Americans and Europeans are accustomed that medical services are a seller's market. This means that the services are in short supply, and that one has to make appointments long ahead, and that often, one will have to be wait-listed.
The reason why medical services in Europe and America never are a buyer's market is, of course, the way medical services are paid for: through insurances.
Insurances collect premiums (payments), and in principle, the premiums of an insured are the same, regardless of whether medical services are used or not.
Insurances have a vital interest that those insured (the patients) will use medical services as sparsely as ever possible, because then, the insurances don't have to pay for consultation and treatment.
Another aspect is the education of physicians in Europe and America. This is paid for to a substantial extent by the government. For the student, it may be free, or the student will pay much less than what his courses actually cost. And hardly any professional education is as expensive as that of physicians.
So, governments in Europe and America are interested that fewer people study medicine than actually want.
Insurances that don't want to pay for medical treatments, and governments that don't want to pay for the education of physicians add up to medical services being in short supply. That is why in Europe and America, you have to schedule major medical services long ahead. And because such a system creates a sellers' market, medical services are expensive.
Every person in his right mind will prioritize health, and as an extension of that, an appealing physical appearance and a projection of youth.
Furthermore, many more students would like to get into medical school than are admitted.
Wouldn't it make sense to let more people go to medical school, and let them pay themselves, and then, let them market their services, and charge patients directly.

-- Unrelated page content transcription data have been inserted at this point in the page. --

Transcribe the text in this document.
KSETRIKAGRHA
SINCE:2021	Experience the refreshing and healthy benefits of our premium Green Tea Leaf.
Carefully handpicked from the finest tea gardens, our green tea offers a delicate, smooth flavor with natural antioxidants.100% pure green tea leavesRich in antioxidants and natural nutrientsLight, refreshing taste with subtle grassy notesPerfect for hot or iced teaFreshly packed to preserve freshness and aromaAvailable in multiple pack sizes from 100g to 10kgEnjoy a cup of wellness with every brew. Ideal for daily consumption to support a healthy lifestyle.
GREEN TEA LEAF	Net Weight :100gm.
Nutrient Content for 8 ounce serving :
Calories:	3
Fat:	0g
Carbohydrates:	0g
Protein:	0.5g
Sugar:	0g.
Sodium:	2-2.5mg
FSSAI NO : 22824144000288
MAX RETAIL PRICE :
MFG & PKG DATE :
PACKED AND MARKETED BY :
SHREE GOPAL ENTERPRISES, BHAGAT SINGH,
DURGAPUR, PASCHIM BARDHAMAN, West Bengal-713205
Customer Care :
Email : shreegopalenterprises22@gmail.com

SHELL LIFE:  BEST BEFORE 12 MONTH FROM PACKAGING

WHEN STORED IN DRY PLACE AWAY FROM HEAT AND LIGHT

Among other effects, such policies will finally result in a buyers' market, where prices, naturally, drop because more service providers will enter it. Because they will have to compete, they will be concerned about efficiency.
That is the situation as it develops in Asia, especially in the field of cosmetic surgery and other cosmetic treatments.
Currently, Thailand may be the best-known example, as it does have, in the large cities, an excellent medical infrastructure, which already is used by an international clientele.
But the future will be China. In no other country is such a high proportion of young people so dedicated to achieve an advanced education, and in no other country is the domestic market so competitive.
Not only can factories in China produce the cheapest computers and video recorders. I have had myself the cheapest dental work ever done in China, and it was an excellent job. And I am sure that some time in the future, many of us will be using Chinese physicians, just as we now buy 'Made in China' computers.
Not that Chinese medical services wouldn't be state of the art at low prices already now. What currently is still lacking in China is not so much medical but linguistic sophistication. Most Chinese physicians can't (yet) sufficiently communicate with international patients.
But they are catching up.
And when medical services, and not just cosmetic medical services will be a buyers' market, you will walk into a hospital, be examined after practically no waiting period, and whatever the diagnosis, treatment will be available on short notice.
For cosmetic surgery procedures, you already have a buyers' market in Thailand. And the reason is that for cosmetic surgery, people pay it themselves, and don't process payments through insurance companies.